OpenAI has however also been working on a version which can be used just by regular users, and have today made Codex available to beta users.
Codex is GPT-3 trained on public code on GitHub rather than written material and can turn phrases such as “make the ball bounce off the sides of the screen” or “download that data using the public API and sort it by date” and generate working code in one of a dozen languages.
It understands code elements such as web server, keyboard controls, or object manipulations and animations and responds to natural language commands such as “make it smaller and crop it” and then “have its horizontal position controlled by the left and right arrow keys” you’re referring to the same “it.” It also understands the sky is the top of the screen when you say “make the boulder fall from the sky,” and even makes the boulder accelerate as a real falling object would.
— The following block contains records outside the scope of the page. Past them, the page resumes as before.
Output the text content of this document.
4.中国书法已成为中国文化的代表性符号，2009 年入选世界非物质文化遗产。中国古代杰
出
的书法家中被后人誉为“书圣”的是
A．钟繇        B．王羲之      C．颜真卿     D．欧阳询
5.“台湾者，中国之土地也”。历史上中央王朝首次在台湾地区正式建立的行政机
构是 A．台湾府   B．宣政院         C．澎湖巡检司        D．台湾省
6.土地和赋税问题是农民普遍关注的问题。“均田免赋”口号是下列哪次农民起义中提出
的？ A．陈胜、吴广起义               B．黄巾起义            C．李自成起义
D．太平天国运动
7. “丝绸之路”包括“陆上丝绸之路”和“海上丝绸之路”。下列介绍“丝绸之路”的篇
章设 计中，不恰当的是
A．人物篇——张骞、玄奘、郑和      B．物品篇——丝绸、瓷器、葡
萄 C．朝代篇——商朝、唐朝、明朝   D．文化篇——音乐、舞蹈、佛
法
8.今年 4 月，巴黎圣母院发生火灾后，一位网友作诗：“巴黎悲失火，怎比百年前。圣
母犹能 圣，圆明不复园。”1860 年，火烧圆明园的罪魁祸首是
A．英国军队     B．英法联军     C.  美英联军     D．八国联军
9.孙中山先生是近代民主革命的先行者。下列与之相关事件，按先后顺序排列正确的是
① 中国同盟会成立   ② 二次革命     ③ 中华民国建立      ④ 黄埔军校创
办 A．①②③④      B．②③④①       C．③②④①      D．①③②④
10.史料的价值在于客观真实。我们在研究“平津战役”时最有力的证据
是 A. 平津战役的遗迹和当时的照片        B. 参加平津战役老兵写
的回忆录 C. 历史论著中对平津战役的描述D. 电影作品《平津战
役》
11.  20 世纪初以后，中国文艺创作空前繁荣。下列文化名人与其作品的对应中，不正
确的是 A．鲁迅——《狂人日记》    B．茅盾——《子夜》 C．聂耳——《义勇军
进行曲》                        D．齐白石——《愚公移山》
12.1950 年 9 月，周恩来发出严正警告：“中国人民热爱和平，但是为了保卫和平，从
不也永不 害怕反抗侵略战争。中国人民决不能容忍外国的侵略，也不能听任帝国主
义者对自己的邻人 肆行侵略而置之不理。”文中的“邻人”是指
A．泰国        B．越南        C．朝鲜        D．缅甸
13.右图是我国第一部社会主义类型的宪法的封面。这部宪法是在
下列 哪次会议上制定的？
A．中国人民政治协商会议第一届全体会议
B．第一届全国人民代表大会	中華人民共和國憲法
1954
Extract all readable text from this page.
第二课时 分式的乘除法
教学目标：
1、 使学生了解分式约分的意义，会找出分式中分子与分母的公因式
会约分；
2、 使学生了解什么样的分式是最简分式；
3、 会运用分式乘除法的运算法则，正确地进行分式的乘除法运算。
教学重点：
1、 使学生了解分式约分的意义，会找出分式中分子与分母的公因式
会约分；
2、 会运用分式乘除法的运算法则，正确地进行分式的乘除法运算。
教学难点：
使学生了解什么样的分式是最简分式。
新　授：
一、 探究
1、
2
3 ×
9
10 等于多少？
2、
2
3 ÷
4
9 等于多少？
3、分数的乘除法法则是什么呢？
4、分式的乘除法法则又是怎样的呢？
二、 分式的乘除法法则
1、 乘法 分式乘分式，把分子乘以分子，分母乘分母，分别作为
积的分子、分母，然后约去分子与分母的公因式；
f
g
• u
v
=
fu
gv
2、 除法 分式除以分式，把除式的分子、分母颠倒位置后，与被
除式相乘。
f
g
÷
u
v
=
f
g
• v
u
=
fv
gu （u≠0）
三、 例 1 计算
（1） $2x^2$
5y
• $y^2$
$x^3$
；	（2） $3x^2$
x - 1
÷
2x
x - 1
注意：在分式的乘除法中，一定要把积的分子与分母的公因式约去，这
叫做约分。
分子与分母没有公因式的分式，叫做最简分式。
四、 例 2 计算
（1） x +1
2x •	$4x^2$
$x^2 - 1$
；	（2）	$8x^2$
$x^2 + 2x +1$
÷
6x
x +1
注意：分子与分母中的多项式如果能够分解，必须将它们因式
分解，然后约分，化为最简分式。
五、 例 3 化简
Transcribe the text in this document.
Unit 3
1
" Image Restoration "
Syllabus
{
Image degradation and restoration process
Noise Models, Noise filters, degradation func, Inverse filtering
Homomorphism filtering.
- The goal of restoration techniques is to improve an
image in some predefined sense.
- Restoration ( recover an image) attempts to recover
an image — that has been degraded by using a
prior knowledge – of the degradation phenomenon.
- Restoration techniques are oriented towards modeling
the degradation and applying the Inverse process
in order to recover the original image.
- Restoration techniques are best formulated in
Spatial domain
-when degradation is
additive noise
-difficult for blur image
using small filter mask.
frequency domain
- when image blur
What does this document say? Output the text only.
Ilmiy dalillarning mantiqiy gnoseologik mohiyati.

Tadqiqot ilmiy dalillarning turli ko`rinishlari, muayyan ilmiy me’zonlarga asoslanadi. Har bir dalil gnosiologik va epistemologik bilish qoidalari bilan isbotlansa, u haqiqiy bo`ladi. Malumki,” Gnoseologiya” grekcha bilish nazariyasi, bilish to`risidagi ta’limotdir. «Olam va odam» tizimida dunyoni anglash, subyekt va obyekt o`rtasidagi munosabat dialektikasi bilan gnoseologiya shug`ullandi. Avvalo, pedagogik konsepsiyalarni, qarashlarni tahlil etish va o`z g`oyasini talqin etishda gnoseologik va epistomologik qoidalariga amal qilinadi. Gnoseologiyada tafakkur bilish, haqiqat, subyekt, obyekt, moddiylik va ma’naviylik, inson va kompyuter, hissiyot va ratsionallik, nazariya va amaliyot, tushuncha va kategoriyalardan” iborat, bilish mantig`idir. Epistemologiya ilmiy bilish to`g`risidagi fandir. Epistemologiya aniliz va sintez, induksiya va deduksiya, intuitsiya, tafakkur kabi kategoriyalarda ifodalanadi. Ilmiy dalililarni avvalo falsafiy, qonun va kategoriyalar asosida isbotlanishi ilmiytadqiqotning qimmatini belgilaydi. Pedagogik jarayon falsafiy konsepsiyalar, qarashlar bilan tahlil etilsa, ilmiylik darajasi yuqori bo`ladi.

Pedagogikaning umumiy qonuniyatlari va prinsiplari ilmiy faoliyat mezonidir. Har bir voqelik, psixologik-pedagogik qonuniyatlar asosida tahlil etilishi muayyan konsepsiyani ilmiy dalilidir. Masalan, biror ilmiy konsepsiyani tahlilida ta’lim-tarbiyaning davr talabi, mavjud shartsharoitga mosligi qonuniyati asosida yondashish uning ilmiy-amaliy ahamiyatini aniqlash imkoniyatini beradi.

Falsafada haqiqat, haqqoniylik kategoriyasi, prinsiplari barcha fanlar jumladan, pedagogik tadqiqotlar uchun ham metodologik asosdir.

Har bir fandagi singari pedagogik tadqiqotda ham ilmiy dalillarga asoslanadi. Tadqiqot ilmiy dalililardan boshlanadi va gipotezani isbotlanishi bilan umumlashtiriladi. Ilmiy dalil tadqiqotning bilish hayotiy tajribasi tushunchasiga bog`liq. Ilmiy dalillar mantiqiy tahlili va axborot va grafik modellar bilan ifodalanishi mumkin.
It is also aware of its earlier work, so it is able to retain naming conversions and variables and other conventions.
Despite understanding natural language, OpenAI still sees Codex as a tool to assist developers.
“Programming is about having a vision and dividing it into chunks, then actually making code for those pieces,” said Greg Brockman, OpenAI CTO, and Codex was about allowing developers to spend more time on the first than the second.
“I’ve written this kind of code probably a couple dozen times, and I always forget exactly how it works,”Brockman noted. “I don’t know these APIs, and I don’t have to. You can just do the same things easier, with less keystrokes or interactions.”